Germany had declared war on America in December 1941, after its ally Japan had bombed the Hawaiian port of Pearl Harbor. In a stroke, Una and her compatriots lost their neutral status. Just as Una had handed over her Rolls-Royce before it could be seized, she’d resigned her flat on avenue Foch to a German intelligence chief, taking Coralie’s old home on rue de Seine, which she shared with Arkady. ‘Musical chairs for the dispossessed.’ Arkady was at last her acknowledged lover. Her SS
Sturmführer
was history, and most evenings, Una could be found at home knitting jumpers from scraps of wool – or making dinners from scraps of food.

Most people kept to their homes now, shopping in the mornings when the shelves were better stocked.
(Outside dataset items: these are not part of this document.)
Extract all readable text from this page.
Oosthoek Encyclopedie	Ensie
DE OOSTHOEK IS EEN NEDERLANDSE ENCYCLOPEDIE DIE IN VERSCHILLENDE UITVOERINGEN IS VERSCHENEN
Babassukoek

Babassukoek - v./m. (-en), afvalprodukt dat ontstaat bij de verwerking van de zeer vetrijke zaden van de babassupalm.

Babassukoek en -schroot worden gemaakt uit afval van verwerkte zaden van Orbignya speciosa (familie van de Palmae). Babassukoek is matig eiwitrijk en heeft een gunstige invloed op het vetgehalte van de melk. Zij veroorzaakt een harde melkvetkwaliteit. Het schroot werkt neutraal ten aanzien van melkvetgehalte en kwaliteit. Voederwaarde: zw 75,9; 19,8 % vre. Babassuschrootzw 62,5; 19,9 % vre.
At night, Paris went dark, pinpricks of light showing where the brothels and nightclubs were.

The Rose Noire thrived because Serge Martel was now one of the most powerful black-marketeers in Montmartre. The Vagabonds still played three nights a week, but Coralie never went.

Martel had not denounced her. His interest in Dietrich had mutated to a cautious truce. Coralie’s business was thriving, miraculously protected from the officious probings of German tax inspectors. She was safe, Noëlle was safe, and they had Dietrich to thank for it.